Sadece bu ay dört üniversite öğrencisinin intihar ettiğini belirten Özcan, “Yine, bu ay onlarla aşağı yukarı yaşıt, lüks villalarda yaşayan ve lüks otomobillerden inmeyen sosyal medya fenomenleri kara para akladığı için gözaltına alındı. İşte, iki Türkiye’nin acı bir fotoğrafı” dedi.
Bu kimin parası diye soran Özcan şöyle devam etti: “Buna cevap vermedikçe Uluslararası Mali Eylem Görev Gücünün gri listesinde kalmaya maalesef ki devam edeceğiz. Konuşmanızda ‘Yedi yargı paketi çıkardık’ dediniz. Neden Uluslararası Mali Eylem Görev Gücünün istediği yasal adımları atıp ülkemizi gri liste ayıbından kurtarmadınız?”

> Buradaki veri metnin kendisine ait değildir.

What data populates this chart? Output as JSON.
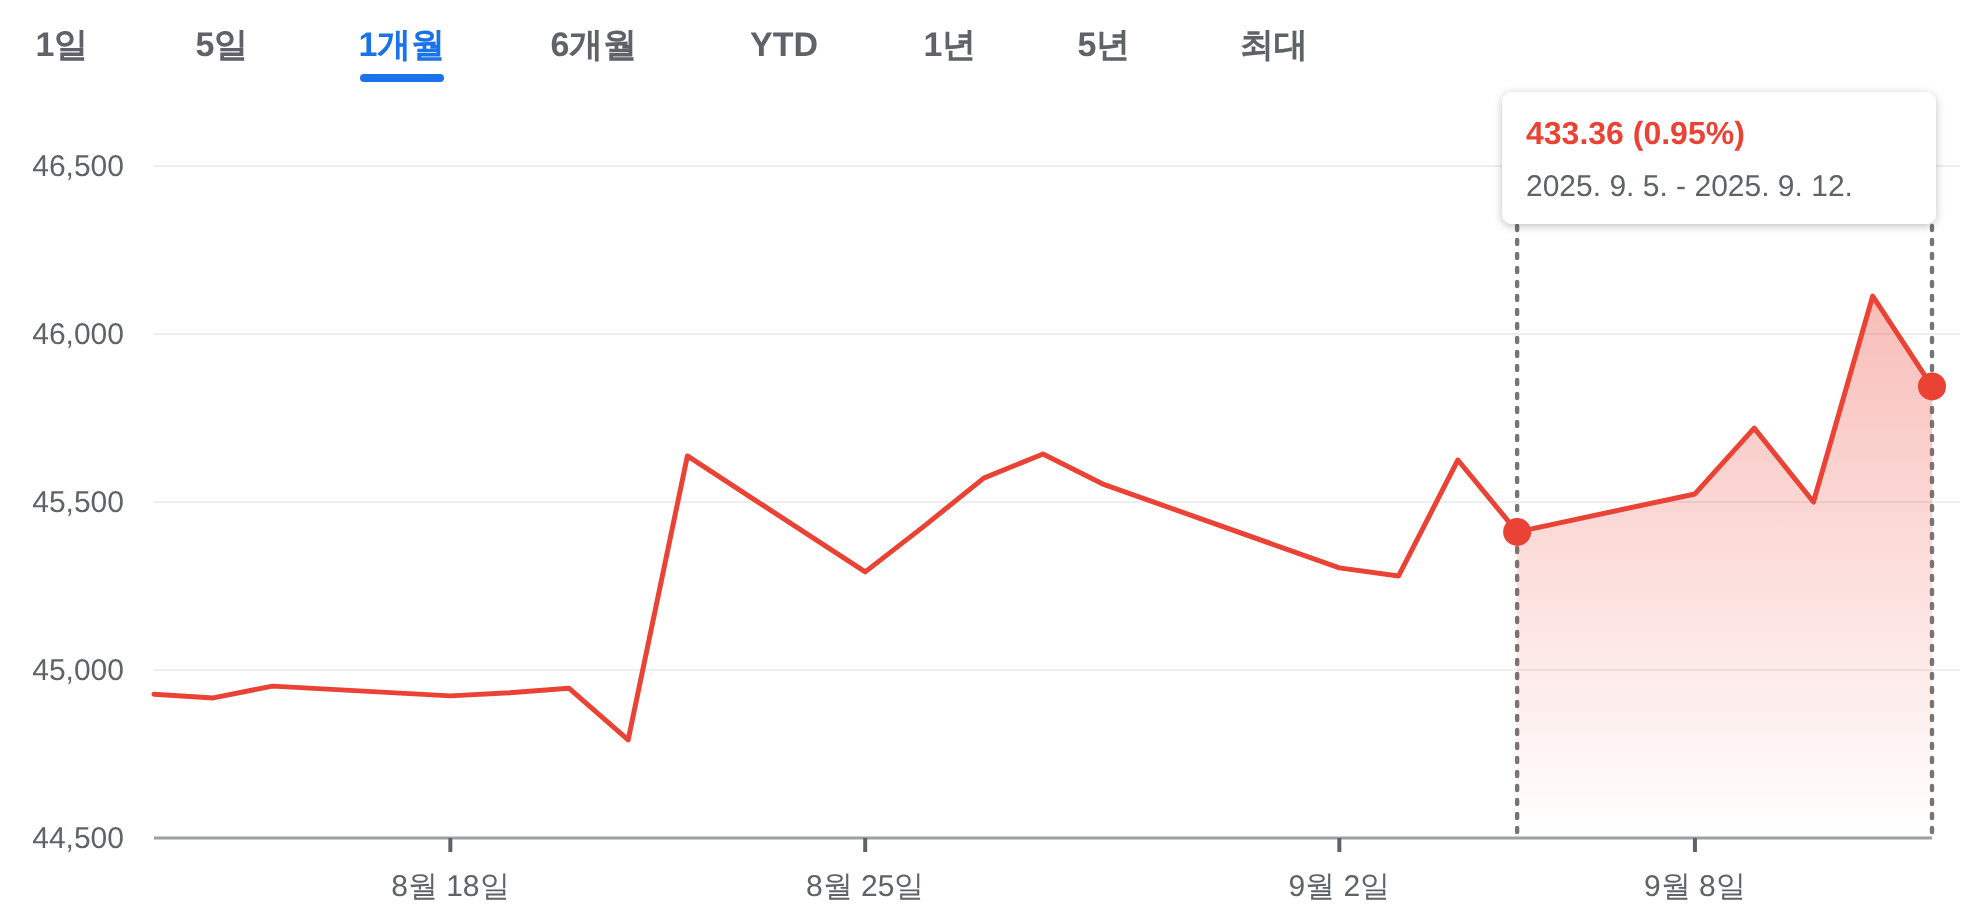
{
  "chart_data": {
    "type": "line",
    "x": [
      "--08-13",
      "--08-14",
      "--08-15",
      "--08-18",
      "--08-19",
      "--08-20",
      "--08-21",
      "--08-22",
      "--08-25",
      "--08-26",
      "--08-27",
      "--08-28",
      "--08-29",
      "--09-02",
      "--09-03",
      "--09-04",
      "--09-05",
      "--09-08",
      "--09-09",
      "--09-10",
      "--09-11",
      "--09-12"
    ],
    "series": [
      {
        "type": "area",
        "color": "#ea4335",
        "x": [
          "--09-05",
          "--09-08",
          "--09-09",
          "--09-10",
          "--09-11",
          "--09-12"
        ],
        "values": [
          45411,
          45524,
          45720,
          45500,
          46113,
          45844
        ]
      },
      {
        "color": "#ea4335",
        "values": [
          44928,
          44917,
          44952,
          44923,
          44932,
          44946,
          44792,
          45637,
          45292,
          45429,
          45571,
          45643,
          45554,
          45304,
          45280,
          45625,
          45411,
          45524,
          45720,
          45500,
          46113,
          45844
        ]
      },
      {
        "type": "scatter",
        "color": "#ea4335",
        "x": [
          "--09-05",
          "--09-12"
        ],
        "values": [
          45411,
          45844
        ]
      }
    ],
    "xlim": [
      "--08-13",
      "--09-12"
    ],
    "xticks": [
      {
        "value": "--08-18",
        "label": "8월 18일"
      },
      {
        "value": "--08-25",
        "label": "8월 25일"
      },
      {
        "value": "--09-02",
        "label": "9월 2일"
      },
      {
        "value": "--09-08",
        "label": "9월 8일"
      }
    ],
    "ylim": [
      44500,
      46500
    ],
    "yticks": [
      {
        "value": 44500,
        "label": "44,500"
      },
      {
        "value": 45000,
        "label": "45,000"
      },
      {
        "value": 45500,
        "label": "45,500"
      },
      {
        "value": 46000,
        "label": "46,000"
      },
      {
        "value": 46500,
        "label": "46,500"
      }
    ],
    "grid": "y",
    "ref_lines": [
      {
        "axis": "x",
        "value": "--09-05",
        "line_style": "dotted",
        "color": "#757575"
      },
      {
        "axis": "x",
        "value": "--09-12",
        "line_style": "dotted",
        "color": "#757575"
      }
    ],
    "annotations": [
      "433.36 (0.95%)",
      "2025. 9. 5. - 2025. 9. 12.",
      "1일",
      "5일",
      "1개월",
      "6개월",
      "YTD",
      "1년",
      "5년",
      "최대"
    ]
  }
}
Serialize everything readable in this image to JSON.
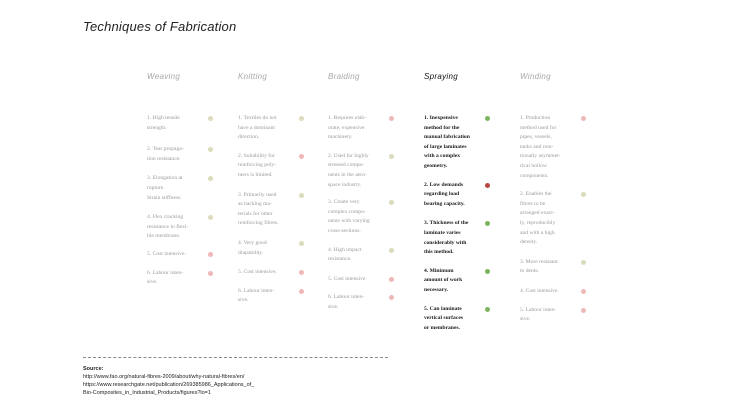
{
  "title": "Techniques of Fabrication",
  "columns": [
    {
      "heading": "Weaving",
      "active": false,
      "items": [
        {
          "text": "1. High tensile\nstrength.",
          "color": "#dcdcbc",
          "gap": 12
        },
        {
          "text": "2. Tear propaga-\ntion resistance.",
          "color": "#dcdcbc",
          "gap": 10
        },
        {
          "text": "3. Elongation at\nrupture.\nStrain stiffness.",
          "color": "#dcdcbc",
          "gap": 10
        },
        {
          "text": "4. Flex cracking\nresistance in flexi-\nble membrane.",
          "color": "#dcdcbc",
          "gap": 8
        },
        {
          "text": "5. Cost intensive.",
          "color": "#efb8b8",
          "gap": 9
        },
        {
          "text": "6. Labour inten-\nsive.",
          "color": "#efb8b8",
          "gap": 0
        }
      ]
    },
    {
      "heading": "Knitting",
      "active": false,
      "items": [
        {
          "text": "1. Textiles do not\nhave a dominant\ndirection.",
          "color": "#dcdcbc",
          "gap": 9
        },
        {
          "text": "2. Suitability for\nreinforcing poly-\nmers is limited.",
          "color": "#efb8b8",
          "gap": 10
        },
        {
          "text": "3. Primarily used\nas backing ma-\nterials for other\nreinforcing fibres.",
          "color": "#dcdcbc",
          "gap": 10
        },
        {
          "text": "4. Very good\ndrapability.",
          "color": "#dcdcbc",
          "gap": 10
        },
        {
          "text": "5. Cost intensive.",
          "color": "#efb8b8",
          "gap": 9
        },
        {
          "text": "6. Labour inten-\nsive.",
          "color": "#efb8b8",
          "gap": 0
        }
      ]
    },
    {
      "heading": "Braiding",
      "active": false,
      "items": [
        {
          "text": "1. Requires elab-\norate, expensive\nmachinery.",
          "color": "#efb8b8",
          "gap": 9
        },
        {
          "text": "2. Used for highly\nstressed compo-\nnents in the aero-\nspace industry.",
          "color": "#dcdcbc",
          "gap": 8
        },
        {
          "text": "3. Create very\ncomplex compo-\nnents with varying\ncross-sections.",
          "color": "#dcdcbc",
          "gap": 9
        },
        {
          "text": "4. High impact\nresistance.",
          "color": "#dcdcbc",
          "gap": 10
        },
        {
          "text": "5. Cost intensive",
          "color": "#efb8b8",
          "gap": 9
        },
        {
          "text": "6. Labour inten-\nsive.",
          "color": "#efb8b8",
          "gap": 0
        }
      ]
    },
    {
      "heading": "Spraying",
      "active": true,
      "items": [
        {
          "text": "1. Inexpensive\nmethod for the\nmanual fabrication\nof large laminates\nwith a complex\ngeometry.",
          "color": "#7db55e",
          "gap": 9
        },
        {
          "text": "2. Low demands\nregarding load\nbearing capacity.",
          "color": "#b8473f",
          "gap": 10
        },
        {
          "text": "3. Thickness of the\nlaminate varies\nconsiderably with\nthis method.",
          "color": "#7db55e",
          "gap": 9
        },
        {
          "text": "4. Minimum\namount of work\nnecessary.",
          "color": "#7db55e",
          "gap": 9
        },
        {
          "text": "5. Can laminate\nvertical surfaces\nor membranes.",
          "color": "#7db55e",
          "gap": 0
        }
      ]
    },
    {
      "heading": "Winding",
      "active": false,
      "items": [
        {
          "text": "1. Production\nmethod used for\npipes, vessels,\ntanks and rota-\ntionally asymmet-\nrical hollow\ncomponents.",
          "color": "#efb8b8",
          "gap": 9
        },
        {
          "text": "2. Enables the\nfibres to be\narranged exact-\nly, reproducibly\nand with a high\ndensity.",
          "color": "#dcdcbc",
          "gap": 10
        },
        {
          "text": "3. More resistant\nto dents.",
          "color": "#dcdcbc",
          "gap": 10
        },
        {
          "text": "4. Cost intensive",
          "color": "#efb8b8",
          "gap": 9
        },
        {
          "text": "5. Labour inten-\nsive.",
          "color": "#efb8b8",
          "gap": 0
        }
      ]
    }
  ],
  "source": {
    "label": "Source:",
    "lines": [
      "http://www.fao.org/natural-fibres-2009/about/why-natural-fibres/en/",
      "https://www.researchgate.net/publication/269385986_Applications_of_",
      "Bio-Composites_in_Industrial_Products/figures?lo=1"
    ]
  }
}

“İKTİDARINIZ ÇOCUKLARA BİR ÖĞÜN YEMEĞİ ÇOK GÖRÜYOR”
Adalet mücadelesinin hedefinin tek olduğunu belirten Özcan, bu hedefin demokratik bir hukuk devleti kurmak olmak olduğunu söyledi. Bu durumun ise yalnızca “iki Türkiye” arasındaki uçurumun adaletin terazisi ve kılıcıyla yok etmekten geçtiğini dile getirdi.
Konuşmasının sonunda 20 Kasım Çocuk Hakları Günü’ne değinen Özcan şöyle konuştu:
“Dün Çocuk Hakları Günü vesilesiyle ‘Her çocuğun yeterli beslenme ve barınma hakkı vardır’ dediniz. Altına imza atıyoruz. Millî Eğitim Bakanlığı’nın eylül ayında okullara gönderdiği bir genelgeyle okul öncesi öğrenciler için başlatılan ücretsiz öğle yemeği uygulamasına son verdiğini de biliyoruz. İşte bunun için ülkemizde çocuklarımızın yüzde 87’si et ve balık yiyemiyor, yüzde 50’si meyve tüketemiyor, yüzde 42’si peynir ve süt tüketemiyor. Böyle bir ortamda, iktidarınız çocuklara bir öğün yemeği çok görüyor. Siz de bizim, çocuk hakları konusunda çok önemli adımlar attığınızı kabullenmemizi bekliyorsunuz. Nasıl inanalım Allah aşkına? Nasıl?”